Soms hoort men nogal eens kleinerende opmerkingen over de pastorale dienst of de pastorale werkers: tot wat dient het?, wat “doen” jullie feitelijk?, is dat geen verliespost, want er zijn feitelijk geen zichtbare resultaten en economisch brengt het niets op?...
Dat is misschien het gevolg van een huidige tendens waar alles statistisch moet onderbouwd worden. Wat niet kan gemeten worden, bestaat niet. Wat niet rendeert, heeft geen bestaansrecht.

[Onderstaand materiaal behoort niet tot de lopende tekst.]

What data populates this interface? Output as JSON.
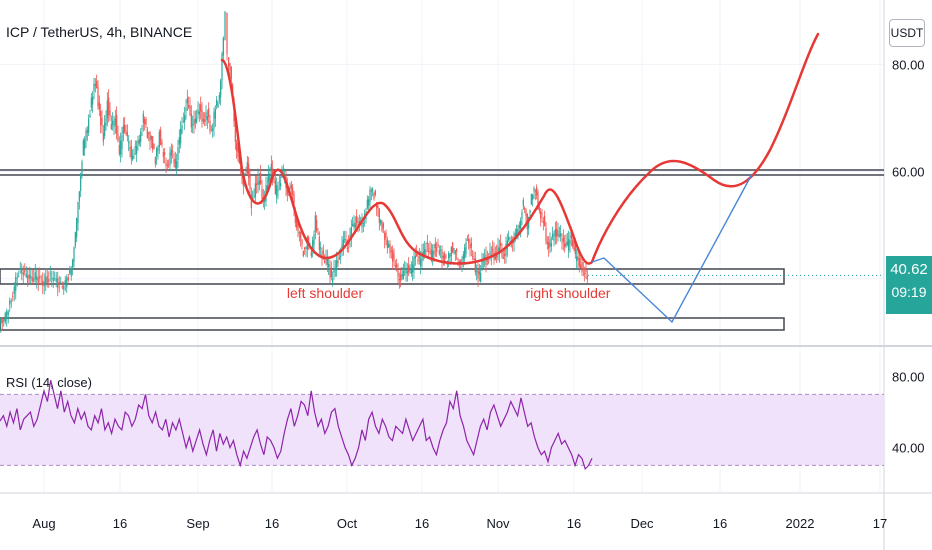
{
  "header": {
    "title": "ICP / TetherUS, 4h, BINANCE",
    "currency": "USDT"
  },
  "rsi": {
    "title": "RSI (14, close)"
  },
  "price_badge": {
    "price": "40.62",
    "countdown": "09:19"
  },
  "annotations": {
    "left": "left shoulder",
    "right": "right shoulder"
  },
  "colors": {
    "up": "#26a69a",
    "down": "#ef5350",
    "pattern": "#e53935",
    "projection": "#4a86d8",
    "rsi": "#8e24aa",
    "rsi_band": "#f0e2fb"
  },
  "chart_data": [
    {
      "type": "candlestick",
      "title": "ICP / TetherUS, 4h, BINANCE",
      "x_ticks": [
        "Aug",
        "16",
        "Sep",
        "16",
        "Oct",
        "16",
        "Nov",
        "16",
        "Dec",
        "16",
        "2022",
        "17"
      ],
      "y_ticks": [
        80.0,
        60.0,
        40.0
      ],
      "ylim": [
        28,
        92
      ],
      "last_price": 40.62,
      "price_path": [
        [
          0,
          31.5
        ],
        [
          6,
          33
        ],
        [
          12,
          36
        ],
        [
          18,
          41
        ],
        [
          24,
          41.5
        ],
        [
          30,
          39.5
        ],
        [
          36,
          40.5
        ],
        [
          42,
          39
        ],
        [
          48,
          40
        ],
        [
          54,
          40.5
        ],
        [
          60,
          38.5
        ],
        [
          66,
          39
        ],
        [
          72,
          42
        ],
        [
          76,
          48
        ],
        [
          80,
          57
        ],
        [
          84,
          65
        ],
        [
          88,
          68
        ],
        [
          92,
          73
        ],
        [
          96,
          77
        ],
        [
          100,
          71
        ],
        [
          104,
          66
        ],
        [
          108,
          73
        ],
        [
          112,
          68
        ],
        [
          116,
          70
        ],
        [
          120,
          63
        ],
        [
          124,
          69
        ],
        [
          128,
          66
        ],
        [
          132,
          63
        ],
        [
          136,
          64
        ],
        [
          140,
          66
        ],
        [
          144,
          70
        ],
        [
          148,
          67
        ],
        [
          152,
          66
        ],
        [
          156,
          62
        ],
        [
          160,
          67
        ],
        [
          164,
          63
        ],
        [
          168,
          61
        ],
        [
          172,
          64
        ],
        [
          176,
          61
        ],
        [
          180,
          66
        ],
        [
          184,
          70
        ],
        [
          188,
          73
        ],
        [
          192,
          69
        ],
        [
          196,
          69
        ],
        [
          200,
          72
        ],
        [
          204,
          69
        ],
        [
          208,
          71
        ],
        [
          212,
          67
        ],
        [
          216,
          72
        ],
        [
          220,
          74
        ],
        [
          224,
          85
        ],
        [
          226,
          89
        ],
        [
          228,
          82
        ],
        [
          232,
          77
        ],
        [
          236,
          66
        ],
        [
          240,
          61
        ],
        [
          244,
          58
        ],
        [
          248,
          61
        ],
        [
          252,
          54
        ],
        [
          256,
          57
        ],
        [
          260,
          59
        ],
        [
          264,
          54
        ],
        [
          268,
          58
        ],
        [
          272,
          61
        ],
        [
          276,
          56
        ],
        [
          280,
          58
        ],
        [
          284,
          60
        ],
        [
          288,
          56
        ],
        [
          292,
          57
        ],
        [
          296,
          51
        ],
        [
          300,
          48
        ],
        [
          304,
          45
        ],
        [
          308,
          47
        ],
        [
          312,
          45
        ],
        [
          316,
          51
        ],
        [
          320,
          46
        ],
        [
          324,
          44
        ],
        [
          328,
          43
        ],
        [
          332,
          40
        ],
        [
          336,
          42
        ],
        [
          340,
          44
        ],
        [
          344,
          47
        ],
        [
          348,
          46
        ],
        [
          352,
          49
        ],
        [
          356,
          51
        ],
        [
          360,
          50
        ],
        [
          364,
          51
        ],
        [
          368,
          54
        ],
        [
          372,
          57
        ],
        [
          376,
          55
        ],
        [
          380,
          51
        ],
        [
          384,
          49
        ],
        [
          388,
          46
        ],
        [
          392,
          45
        ],
        [
          396,
          42
        ],
        [
          400,
          40
        ],
        [
          404,
          41
        ],
        [
          408,
          42
        ],
        [
          412,
          41
        ],
        [
          416,
          45
        ],
        [
          420,
          43
        ],
        [
          424,
          45
        ],
        [
          428,
          46
        ],
        [
          432,
          44
        ],
        [
          436,
          46
        ],
        [
          440,
          45
        ],
        [
          444,
          44
        ],
        [
          448,
          43
        ],
        [
          452,
          46
        ],
        [
          456,
          45
        ],
        [
          460,
          43
        ],
        [
          464,
          44
        ],
        [
          468,
          48
        ],
        [
          472,
          45
        ],
        [
          476,
          42
        ],
        [
          480,
          40
        ],
        [
          484,
          44
        ],
        [
          488,
          43
        ],
        [
          492,
          45
        ],
        [
          496,
          44
        ],
        [
          500,
          46
        ],
        [
          504,
          44
        ],
        [
          508,
          47
        ],
        [
          512,
          47
        ],
        [
          516,
          48
        ],
        [
          520,
          50
        ],
        [
          524,
          54
        ],
        [
          528,
          50
        ],
        [
          532,
          55
        ],
        [
          536,
          57
        ],
        [
          540,
          52
        ],
        [
          544,
          51
        ],
        [
          548,
          46
        ],
        [
          552,
          47
        ],
        [
          556,
          49
        ],
        [
          560,
          48
        ],
        [
          564,
          47
        ],
        [
          568,
          46
        ],
        [
          572,
          48
        ],
        [
          576,
          44
        ],
        [
          580,
          43
        ],
        [
          584,
          41
        ],
        [
          588,
          40.62
        ]
      ]
    },
    {
      "type": "line",
      "title": "RSI (14, close)",
      "y_ticks": [
        80.0,
        40.0
      ],
      "band": [
        30,
        70
      ],
      "ylim": [
        15,
        95
      ],
      "series": [
        {
          "values": [
            55,
            58,
            52,
            60,
            54,
            62,
            50,
            56,
            58,
            60,
            52,
            56,
            64,
            72,
            66,
            78,
            70,
            62,
            72,
            60,
            66,
            58,
            54,
            62,
            56,
            60,
            52,
            50,
            58,
            54,
            62,
            50,
            54,
            48,
            56,
            52,
            50,
            60,
            58,
            52,
            56,
            64,
            62,
            70,
            58,
            54,
            60,
            52,
            50,
            56,
            46,
            54,
            50,
            56,
            48,
            40,
            46,
            38,
            44,
            50,
            42,
            36,
            44,
            50,
            38,
            48,
            42,
            46,
            40,
            44,
            36,
            30,
            38,
            34,
            40,
            46,
            50,
            42,
            36,
            46,
            44,
            40,
            34,
            38,
            48,
            56,
            62,
            52,
            58,
            66,
            64,
            58,
            72,
            60,
            52,
            56,
            48,
            52,
            60,
            62,
            52,
            46,
            40,
            36,
            30,
            34,
            40,
            50,
            44,
            56,
            60,
            52,
            48,
            56,
            52,
            46,
            44,
            52,
            50,
            48,
            56,
            50,
            44,
            48,
            52,
            56,
            44,
            46,
            40,
            36,
            44,
            50,
            54,
            66,
            62,
            72,
            58,
            52,
            44,
            40,
            36,
            44,
            52,
            56,
            50,
            60,
            64,
            58,
            52,
            56,
            60,
            66,
            62,
            58,
            68,
            60,
            52,
            54,
            46,
            40,
            36,
            38,
            32,
            40,
            44,
            48,
            42,
            44,
            40,
            36,
            30,
            36,
            34,
            28,
            30,
            34
          ]
        }
      ]
    }
  ]
}
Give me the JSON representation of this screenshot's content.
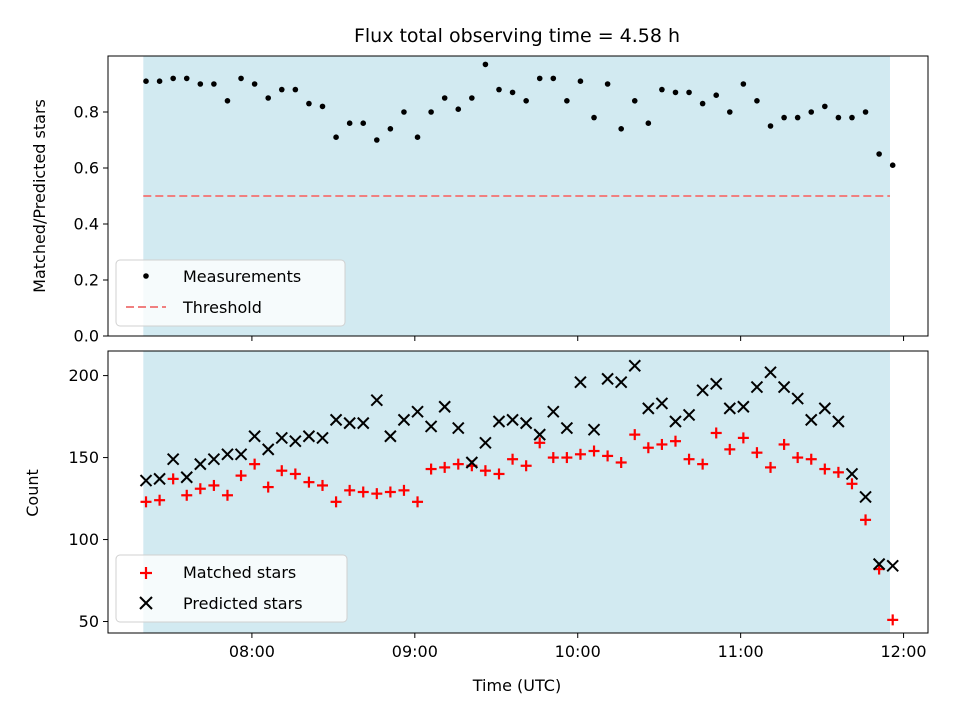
{
  "chart_data": [
    {
      "type": "scatter",
      "title": "Flux total observing time = 4.58 h",
      "xlabel": "",
      "ylabel": "Matched/Predicted stars",
      "ylim": [
        0,
        1.0
      ],
      "yticks": [
        "0.0",
        "0.2",
        "0.4",
        "0.6",
        "0.8"
      ],
      "xlim": [
        "07:07",
        "12:09"
      ],
      "shaded_span": [
        "07:20",
        "11:55"
      ],
      "shade_color": "#add8e6",
      "legend": {
        "placement": "lower-left",
        "entries": [
          "Measurements",
          "Threshold"
        ]
      },
      "series": [
        {
          "name": "Measurements",
          "marker": "dot",
          "color": "#000000",
          "x": [
            "07:21",
            "07:26",
            "07:31",
            "07:36",
            "07:41",
            "07:46",
            "07:51",
            "07:56",
            "08:01",
            "08:06",
            "08:11",
            "08:16",
            "08:21",
            "08:26",
            "08:31",
            "08:36",
            "08:41",
            "08:46",
            "08:51",
            "08:56",
            "09:01",
            "09:06",
            "09:11",
            "09:16",
            "09:21",
            "09:26",
            "09:31",
            "09:36",
            "09:41",
            "09:46",
            "09:51",
            "09:56",
            "10:01",
            "10:06",
            "10:11",
            "10:16",
            "10:21",
            "10:26",
            "10:31",
            "10:36",
            "10:41",
            "10:46",
            "10:51",
            "10:56",
            "11:01",
            "11:06",
            "11:11",
            "11:16",
            "11:21",
            "11:26",
            "11:31",
            "11:36",
            "11:41",
            "11:46",
            "11:51",
            "11:56"
          ],
          "values": [
            0.91,
            0.91,
            0.92,
            0.92,
            0.9,
            0.9,
            0.84,
            0.92,
            0.9,
            0.85,
            0.88,
            0.88,
            0.83,
            0.82,
            0.71,
            0.76,
            0.76,
            0.7,
            0.74,
            0.8,
            0.71,
            0.8,
            0.85,
            0.81,
            0.85,
            0.97,
            0.88,
            0.87,
            0.84,
            0.92,
            0.92,
            0.84,
            0.91,
            0.78,
            0.9,
            0.74,
            0.84,
            0.76,
            0.88,
            0.87,
            0.87,
            0.83,
            0.86,
            0.8,
            0.9,
            0.84,
            0.75,
            0.78,
            0.78,
            0.8,
            0.82,
            0.78,
            0.78,
            0.8,
            0.65,
            0.61
          ]
        },
        {
          "name": "Threshold",
          "style": "dashed",
          "color": "#f08080",
          "x": [
            "07:20",
            "11:55"
          ],
          "values": [
            0.5,
            0.5
          ]
        }
      ]
    },
    {
      "type": "scatter",
      "title": "",
      "xlabel": "Time (UTC)",
      "ylabel": "Count",
      "ylim": [
        43,
        215
      ],
      "yticks": [
        "50",
        "100",
        "150",
        "200"
      ],
      "xlim": [
        "07:07",
        "12:09"
      ],
      "xticks": [
        "08:00",
        "09:00",
        "10:00",
        "11:00",
        "12:00"
      ],
      "shaded_span": [
        "07:20",
        "11:55"
      ],
      "shade_color": "#add8e6",
      "legend": {
        "placement": "lower-left",
        "entries": [
          "Matched stars",
          "Predicted stars"
        ]
      },
      "series": [
        {
          "name": "Matched stars",
          "marker": "plus",
          "color": "#ff0000",
          "x": [
            "07:21",
            "07:26",
            "07:31",
            "07:36",
            "07:41",
            "07:46",
            "07:51",
            "07:56",
            "08:01",
            "08:06",
            "08:11",
            "08:16",
            "08:21",
            "08:26",
            "08:31",
            "08:36",
            "08:41",
            "08:46",
            "08:51",
            "08:56",
            "09:01",
            "09:06",
            "09:11",
            "09:16",
            "09:21",
            "09:26",
            "09:31",
            "09:36",
            "09:41",
            "09:46",
            "09:51",
            "09:56",
            "10:01",
            "10:06",
            "10:11",
            "10:16",
            "10:21",
            "10:26",
            "10:31",
            "10:36",
            "10:41",
            "10:46",
            "10:51",
            "10:56",
            "11:01",
            "11:06",
            "11:11",
            "11:16",
            "11:21",
            "11:26",
            "11:31",
            "11:36",
            "11:41",
            "11:46",
            "11:51",
            "11:56"
          ],
          "values": [
            123,
            124,
            137,
            127,
            131,
            133,
            127,
            139,
            146,
            132,
            142,
            140,
            135,
            133,
            123,
            130,
            129,
            128,
            129,
            130,
            123,
            143,
            144,
            146,
            145,
            142,
            140,
            149,
            145,
            159,
            150,
            150,
            152,
            154,
            151,
            147,
            164,
            156,
            158,
            160,
            149,
            146,
            165,
            155,
            162,
            153,
            144,
            158,
            150,
            149,
            143,
            141,
            134,
            112,
            82,
            51
          ]
        },
        {
          "name": "Predicted stars",
          "marker": "x",
          "color": "#000000",
          "x": [
            "07:21",
            "07:26",
            "07:31",
            "07:36",
            "07:41",
            "07:46",
            "07:51",
            "07:56",
            "08:01",
            "08:06",
            "08:11",
            "08:16",
            "08:21",
            "08:26",
            "08:31",
            "08:36",
            "08:41",
            "08:46",
            "08:51",
            "08:56",
            "09:01",
            "09:06",
            "09:11",
            "09:16",
            "09:21",
            "09:26",
            "09:31",
            "09:36",
            "09:41",
            "09:46",
            "09:51",
            "09:56",
            "10:01",
            "10:06",
            "10:11",
            "10:16",
            "10:21",
            "10:26",
            "10:31",
            "10:36",
            "10:41",
            "10:46",
            "10:51",
            "10:56",
            "11:01",
            "11:06",
            "11:11",
            "11:16",
            "11:21",
            "11:26",
            "11:31",
            "11:36",
            "11:41",
            "11:46",
            "11:51",
            "11:56"
          ],
          "values": [
            136,
            137,
            149,
            138,
            146,
            149,
            152,
            152,
            163,
            155,
            162,
            160,
            163,
            162,
            173,
            171,
            171,
            185,
            163,
            173,
            178,
            169,
            181,
            168,
            147,
            159,
            172,
            173,
            171,
            164,
            178,
            168,
            196,
            167,
            198,
            196,
            206,
            180,
            183,
            172,
            176,
            191,
            195,
            180,
            181,
            193,
            202,
            193,
            186,
            173,
            180,
            172,
            140,
            126,
            85,
            84
          ]
        }
      ]
    }
  ]
}
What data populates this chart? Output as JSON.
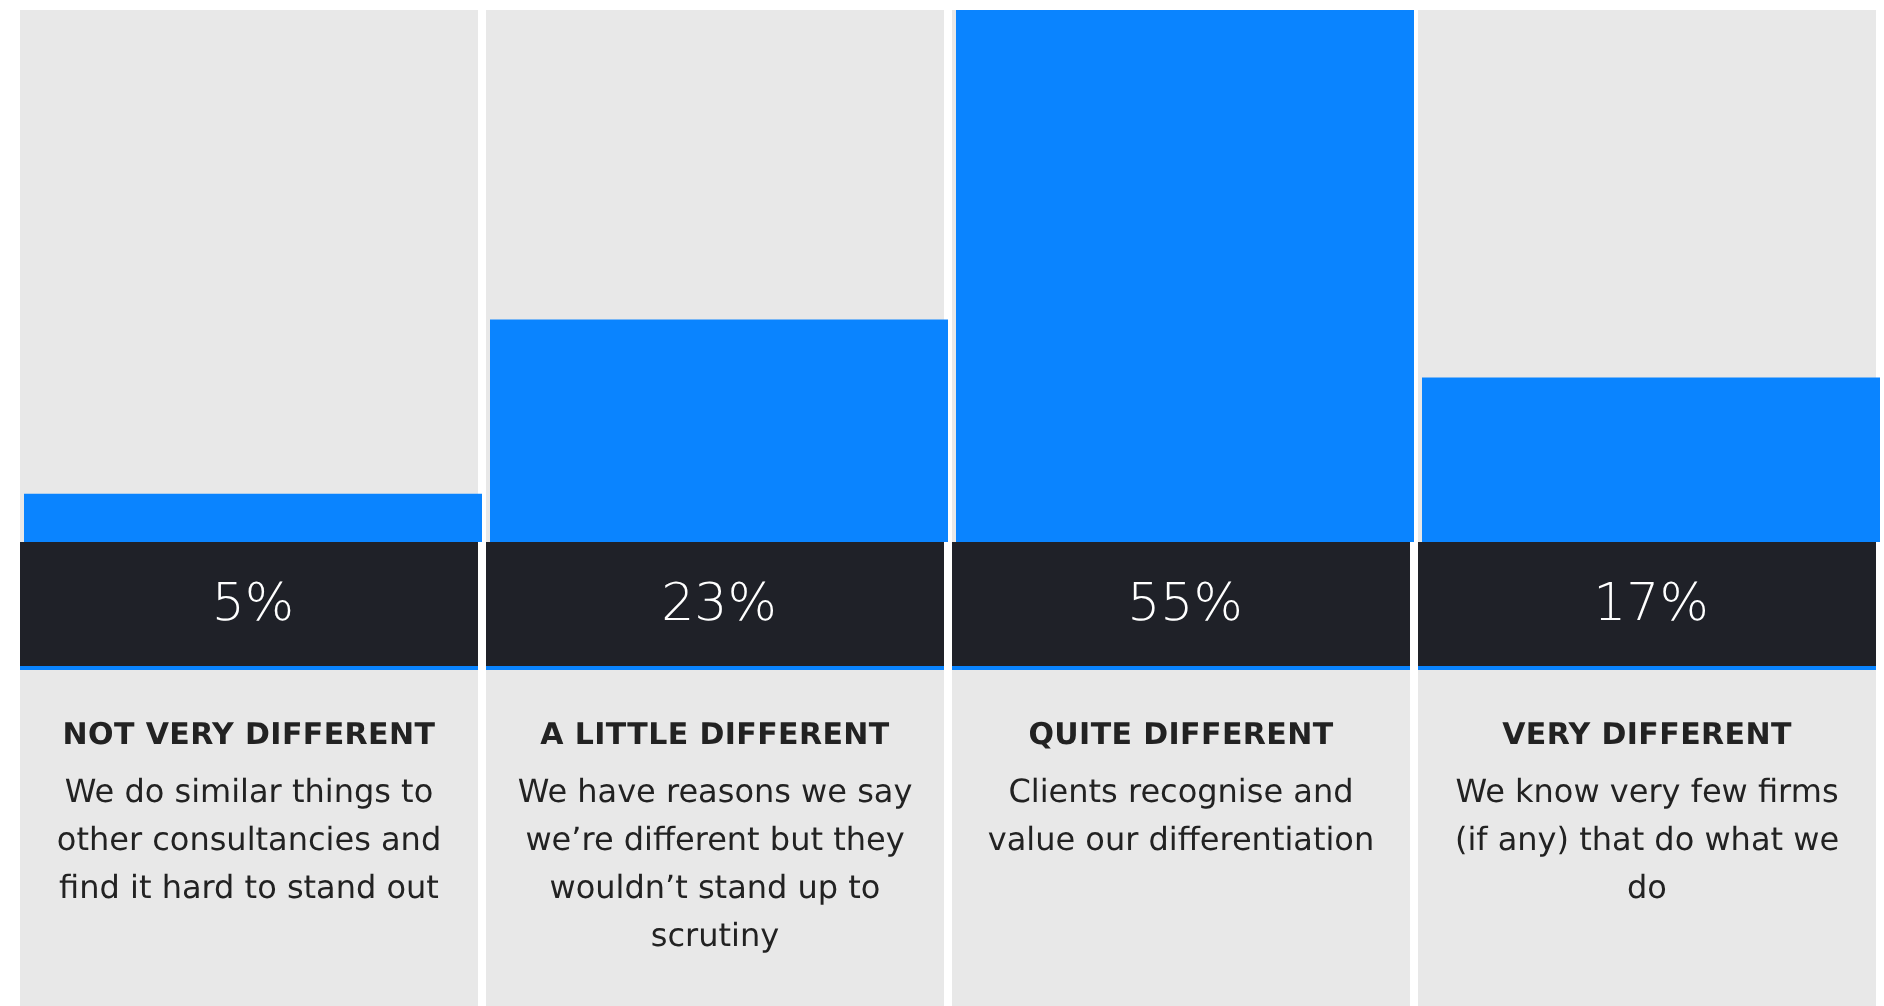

Maar ik vrees dat men dan de impact onderschat van een “gelovige” benadering van ziekte, onmacht en ten slotte sterven. Dat kunnen momenten zijn waar alle zekerheden onderuit worden gehaald en een heel leven soms op losse schroeven komt te staan. Ik weet ook wel dat in zo’n situatie een gesprek, een gebed of een ritueel de pijn niet wegneemt. Maar door die pijn gelovig te benoemen kan men hem misschien een plaats geven in een groter geheel en daardoor een beetje dragelijker maken. Een ziekenhuispastor kan de mensen niet genezen, maar wel “helen”.
Op die manier heb ik geprobeerd mijn taak in te vullen. En gelukkig stond ik daarin nooit alleen. Ik heb altijd mogen samenwerken met enthousiaste en gedreven collega’s. Want alleen riskeert men te verdrinken in de pijn en het verdriet van andere mensen die soms heel ingrijpend kunnen zijn en zwaar doorwegen. Een ziekenhuispastor is ook maar een mens met zijn beperkingen en gevoelens. Daarom is een klankbord van gelijkgezinden
onontbeerlijk om regelmatig te kunnen ventileren.
Ik ben mijn collega’s Filip en Wouter dan ook heel dankbaar omdat we de laatste jaren een hechte equipe mochten vormen en in oprechte eerlijkheid met elkaar hebben samengewerkt. Dat sinds enkele maanden een vrouwelijke collega, Kaatje, het pastoraal team heeft vervoegd, vind ik zonder enige twijfel een fantastisch pluspunt. Een beetje vrouwelijk aanvoelen kan aan het pastoraal werk alleen maar een fris en positief elan geven.
Ik kijk dan ook niet alleen met veel vreugde en dankbare voldoening terug op die voorbije 18 jaren, ik ben ook hoopvol naar de toekomst toe...
Nu je op pensioen gaat: hoe zal je leven er voortaan uitzien?
Met pensioen gaan is voor mij, zoals voor iedereen denk ik, geen synoniem van “niets doen”! In de mate van het mogelijke zal ik blijven voorgaan in de eucharistievieringen. Als er zich daarbuiten situaties voordoen waar de collega’s denken mij nodig te hebben, zullen ze altijd een beroep op mij kunnen doen, zoals bv. voor de sacramentele rituelen.
Ik ben de directie van het ziekenhuis oprecht dankbaar dat ik deze kans krijg. Er ligt ook nog een stapeltje boeken te wachten om gelezen te worden. Veel tijd om me te vervelen zal er zeker niet overblijven. Zo hoop ik hier nog enkele jaren dienst te bewijzen.